Publications

Publication details [#48289]

Lyster, Roy. 2008. Evolving perspectives on learning French as a second language through immersion. In Ayoun, Dalila, ed. Studies in French Applied Linguistics. (Language Learning & Language Teaching 21). John Benjamins. pp. 3–36.
Publication type
Article in book
Publication language
English
Language as a subject
Place, Publisher
John Benjamins

Annotation

This paper reviews empirical research that has helped to shape evolving perspectives of immersion education since the introduction of French immersion programs in Montreal more than 40 years ago. Research confirms that French immersion students attain high levels of comprehension abilities and functional levels of communicative ability in production, with shortcomings in accurate and idiomatic expression, lexical variety, and sociolinguistic appropriateness.
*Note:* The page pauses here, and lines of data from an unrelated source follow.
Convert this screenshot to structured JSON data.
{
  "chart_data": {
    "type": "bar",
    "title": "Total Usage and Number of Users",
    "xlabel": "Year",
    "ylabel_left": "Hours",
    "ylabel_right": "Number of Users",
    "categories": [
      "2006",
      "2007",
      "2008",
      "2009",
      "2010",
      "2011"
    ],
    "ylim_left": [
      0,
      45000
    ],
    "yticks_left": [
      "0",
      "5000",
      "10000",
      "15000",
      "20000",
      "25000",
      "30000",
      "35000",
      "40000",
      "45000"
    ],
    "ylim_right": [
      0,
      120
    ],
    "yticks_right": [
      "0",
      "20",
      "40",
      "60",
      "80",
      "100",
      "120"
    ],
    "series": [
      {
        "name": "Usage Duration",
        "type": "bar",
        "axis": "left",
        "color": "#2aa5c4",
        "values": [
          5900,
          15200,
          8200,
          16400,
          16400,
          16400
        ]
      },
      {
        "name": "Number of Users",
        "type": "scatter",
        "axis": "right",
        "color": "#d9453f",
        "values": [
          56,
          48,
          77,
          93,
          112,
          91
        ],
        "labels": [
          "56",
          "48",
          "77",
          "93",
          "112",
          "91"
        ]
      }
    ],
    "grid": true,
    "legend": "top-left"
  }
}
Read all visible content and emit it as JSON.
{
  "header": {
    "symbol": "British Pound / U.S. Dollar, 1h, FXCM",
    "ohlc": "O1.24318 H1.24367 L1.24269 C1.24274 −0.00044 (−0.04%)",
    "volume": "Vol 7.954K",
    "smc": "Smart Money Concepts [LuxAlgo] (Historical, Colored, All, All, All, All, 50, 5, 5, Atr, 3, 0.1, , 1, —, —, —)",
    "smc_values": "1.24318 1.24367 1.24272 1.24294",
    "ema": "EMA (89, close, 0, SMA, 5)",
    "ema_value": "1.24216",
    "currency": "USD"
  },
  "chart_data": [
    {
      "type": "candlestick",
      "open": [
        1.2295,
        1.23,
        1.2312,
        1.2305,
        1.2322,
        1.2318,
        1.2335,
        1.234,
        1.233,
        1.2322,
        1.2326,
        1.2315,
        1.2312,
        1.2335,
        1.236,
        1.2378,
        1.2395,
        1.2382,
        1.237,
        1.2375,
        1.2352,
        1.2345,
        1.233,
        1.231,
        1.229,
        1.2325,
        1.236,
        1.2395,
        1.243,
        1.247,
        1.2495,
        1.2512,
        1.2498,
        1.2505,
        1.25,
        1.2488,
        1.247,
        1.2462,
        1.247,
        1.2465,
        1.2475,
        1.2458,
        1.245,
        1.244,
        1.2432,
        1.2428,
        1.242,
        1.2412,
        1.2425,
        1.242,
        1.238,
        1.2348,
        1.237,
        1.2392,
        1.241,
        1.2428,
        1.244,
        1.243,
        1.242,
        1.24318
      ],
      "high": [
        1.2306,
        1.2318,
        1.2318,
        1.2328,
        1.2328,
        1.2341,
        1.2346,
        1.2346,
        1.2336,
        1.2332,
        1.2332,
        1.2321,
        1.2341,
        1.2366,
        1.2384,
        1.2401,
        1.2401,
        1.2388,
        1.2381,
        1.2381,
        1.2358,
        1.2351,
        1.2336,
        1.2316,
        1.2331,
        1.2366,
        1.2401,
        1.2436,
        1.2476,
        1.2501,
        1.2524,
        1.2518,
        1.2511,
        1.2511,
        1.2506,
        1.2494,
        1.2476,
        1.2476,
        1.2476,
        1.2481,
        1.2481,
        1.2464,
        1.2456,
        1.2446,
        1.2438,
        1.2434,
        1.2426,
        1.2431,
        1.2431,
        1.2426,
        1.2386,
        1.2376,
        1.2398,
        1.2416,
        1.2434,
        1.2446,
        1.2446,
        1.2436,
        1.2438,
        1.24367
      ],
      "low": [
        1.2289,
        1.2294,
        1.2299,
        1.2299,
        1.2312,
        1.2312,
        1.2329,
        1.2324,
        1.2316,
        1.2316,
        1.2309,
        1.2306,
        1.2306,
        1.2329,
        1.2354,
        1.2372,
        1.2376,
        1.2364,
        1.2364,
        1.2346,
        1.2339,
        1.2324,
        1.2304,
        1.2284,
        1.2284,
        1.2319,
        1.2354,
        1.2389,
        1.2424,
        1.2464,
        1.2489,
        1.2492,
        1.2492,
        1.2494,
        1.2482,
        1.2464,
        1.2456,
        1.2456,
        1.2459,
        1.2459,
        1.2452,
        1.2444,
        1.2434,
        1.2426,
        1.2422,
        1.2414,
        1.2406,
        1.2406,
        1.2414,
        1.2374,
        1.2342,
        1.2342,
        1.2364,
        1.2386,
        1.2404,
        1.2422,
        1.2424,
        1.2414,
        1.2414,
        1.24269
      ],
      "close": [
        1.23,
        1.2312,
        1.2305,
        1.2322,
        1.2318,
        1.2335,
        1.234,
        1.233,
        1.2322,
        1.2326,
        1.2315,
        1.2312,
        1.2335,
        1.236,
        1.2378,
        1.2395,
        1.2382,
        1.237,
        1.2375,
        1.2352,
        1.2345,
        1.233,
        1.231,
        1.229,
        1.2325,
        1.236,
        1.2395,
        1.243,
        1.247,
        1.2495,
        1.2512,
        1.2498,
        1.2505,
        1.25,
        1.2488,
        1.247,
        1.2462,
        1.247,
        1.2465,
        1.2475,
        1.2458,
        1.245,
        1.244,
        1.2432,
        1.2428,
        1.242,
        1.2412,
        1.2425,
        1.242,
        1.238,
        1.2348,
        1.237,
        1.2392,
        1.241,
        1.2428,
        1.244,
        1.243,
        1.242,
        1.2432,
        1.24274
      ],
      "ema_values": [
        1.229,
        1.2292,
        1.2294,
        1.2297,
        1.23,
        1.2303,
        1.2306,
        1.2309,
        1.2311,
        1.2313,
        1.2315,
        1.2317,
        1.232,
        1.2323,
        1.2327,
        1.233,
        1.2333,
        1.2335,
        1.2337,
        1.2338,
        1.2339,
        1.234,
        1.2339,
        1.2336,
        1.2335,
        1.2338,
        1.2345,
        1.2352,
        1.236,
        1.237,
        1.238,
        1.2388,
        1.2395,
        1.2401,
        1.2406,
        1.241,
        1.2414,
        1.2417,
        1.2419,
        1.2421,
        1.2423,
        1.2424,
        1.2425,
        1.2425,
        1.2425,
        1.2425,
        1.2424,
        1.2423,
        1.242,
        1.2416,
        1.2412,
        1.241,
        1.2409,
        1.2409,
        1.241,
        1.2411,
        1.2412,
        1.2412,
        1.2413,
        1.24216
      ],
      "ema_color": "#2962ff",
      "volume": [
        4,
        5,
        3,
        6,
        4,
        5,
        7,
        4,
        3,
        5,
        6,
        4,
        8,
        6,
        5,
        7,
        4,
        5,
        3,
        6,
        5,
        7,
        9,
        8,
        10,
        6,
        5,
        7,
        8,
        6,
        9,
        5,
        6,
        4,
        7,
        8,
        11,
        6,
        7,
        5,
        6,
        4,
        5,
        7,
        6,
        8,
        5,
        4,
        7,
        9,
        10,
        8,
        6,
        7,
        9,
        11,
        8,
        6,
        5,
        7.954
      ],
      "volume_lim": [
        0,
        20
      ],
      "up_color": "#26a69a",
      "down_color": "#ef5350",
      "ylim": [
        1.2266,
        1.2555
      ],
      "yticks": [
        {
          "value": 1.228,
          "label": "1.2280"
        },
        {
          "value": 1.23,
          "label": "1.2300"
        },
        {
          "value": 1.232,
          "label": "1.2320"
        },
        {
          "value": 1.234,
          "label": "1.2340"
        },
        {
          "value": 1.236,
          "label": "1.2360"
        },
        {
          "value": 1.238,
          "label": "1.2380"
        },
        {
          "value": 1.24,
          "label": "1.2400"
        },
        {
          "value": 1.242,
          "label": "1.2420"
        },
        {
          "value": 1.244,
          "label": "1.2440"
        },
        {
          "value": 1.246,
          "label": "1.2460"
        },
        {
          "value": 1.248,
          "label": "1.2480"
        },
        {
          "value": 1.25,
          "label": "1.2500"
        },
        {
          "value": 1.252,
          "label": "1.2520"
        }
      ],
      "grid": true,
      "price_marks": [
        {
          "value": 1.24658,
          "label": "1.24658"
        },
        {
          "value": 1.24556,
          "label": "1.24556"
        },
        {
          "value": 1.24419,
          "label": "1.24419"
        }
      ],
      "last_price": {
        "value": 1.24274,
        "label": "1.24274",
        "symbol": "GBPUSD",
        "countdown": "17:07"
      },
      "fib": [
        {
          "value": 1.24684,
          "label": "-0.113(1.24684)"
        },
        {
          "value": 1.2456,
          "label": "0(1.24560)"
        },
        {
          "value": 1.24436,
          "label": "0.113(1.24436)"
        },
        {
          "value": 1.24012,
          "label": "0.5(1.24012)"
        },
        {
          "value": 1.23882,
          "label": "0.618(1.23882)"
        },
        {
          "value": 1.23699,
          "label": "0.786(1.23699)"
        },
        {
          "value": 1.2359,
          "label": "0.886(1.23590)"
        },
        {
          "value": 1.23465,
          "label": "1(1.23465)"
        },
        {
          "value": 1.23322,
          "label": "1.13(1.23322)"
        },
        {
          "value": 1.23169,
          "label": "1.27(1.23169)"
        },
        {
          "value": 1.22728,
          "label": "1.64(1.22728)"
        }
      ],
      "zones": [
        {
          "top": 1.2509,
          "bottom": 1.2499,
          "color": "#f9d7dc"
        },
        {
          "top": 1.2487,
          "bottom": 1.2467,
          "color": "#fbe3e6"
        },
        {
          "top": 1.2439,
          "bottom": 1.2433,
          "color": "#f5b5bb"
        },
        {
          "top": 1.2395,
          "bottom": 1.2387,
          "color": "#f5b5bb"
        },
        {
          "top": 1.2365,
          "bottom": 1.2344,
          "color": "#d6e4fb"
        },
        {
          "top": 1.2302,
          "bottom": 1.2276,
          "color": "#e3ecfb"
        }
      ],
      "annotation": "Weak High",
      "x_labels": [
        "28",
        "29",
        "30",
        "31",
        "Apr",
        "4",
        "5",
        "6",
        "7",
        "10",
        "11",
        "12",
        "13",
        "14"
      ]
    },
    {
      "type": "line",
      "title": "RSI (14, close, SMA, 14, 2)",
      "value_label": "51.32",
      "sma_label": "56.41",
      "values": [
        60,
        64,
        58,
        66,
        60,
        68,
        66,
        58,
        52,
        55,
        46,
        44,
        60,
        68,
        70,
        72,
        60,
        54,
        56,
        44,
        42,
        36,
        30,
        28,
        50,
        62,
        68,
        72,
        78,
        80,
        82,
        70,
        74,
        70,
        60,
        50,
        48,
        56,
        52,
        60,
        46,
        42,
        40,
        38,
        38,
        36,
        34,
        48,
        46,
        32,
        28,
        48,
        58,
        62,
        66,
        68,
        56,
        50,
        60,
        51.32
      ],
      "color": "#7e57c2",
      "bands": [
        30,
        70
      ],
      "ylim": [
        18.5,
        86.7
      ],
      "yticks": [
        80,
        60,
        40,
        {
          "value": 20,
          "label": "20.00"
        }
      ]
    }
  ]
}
Shortcomings will be explained in terms of processing constraints that result from an interaction among the structural properties of problematic target features such as verbs, pronouns, and gender; their degree of salience in classroom discourse; and a range of learner-internal factors. Following an argument developed by Lyster (2007) with respect to teaching and learning languages through content, the specific argument put forth in this chapter is that many shortcomings in the second language proficiency of French immersion students could be overcome through instruction that is counterbalanced in a way that more systematically integrates language and content.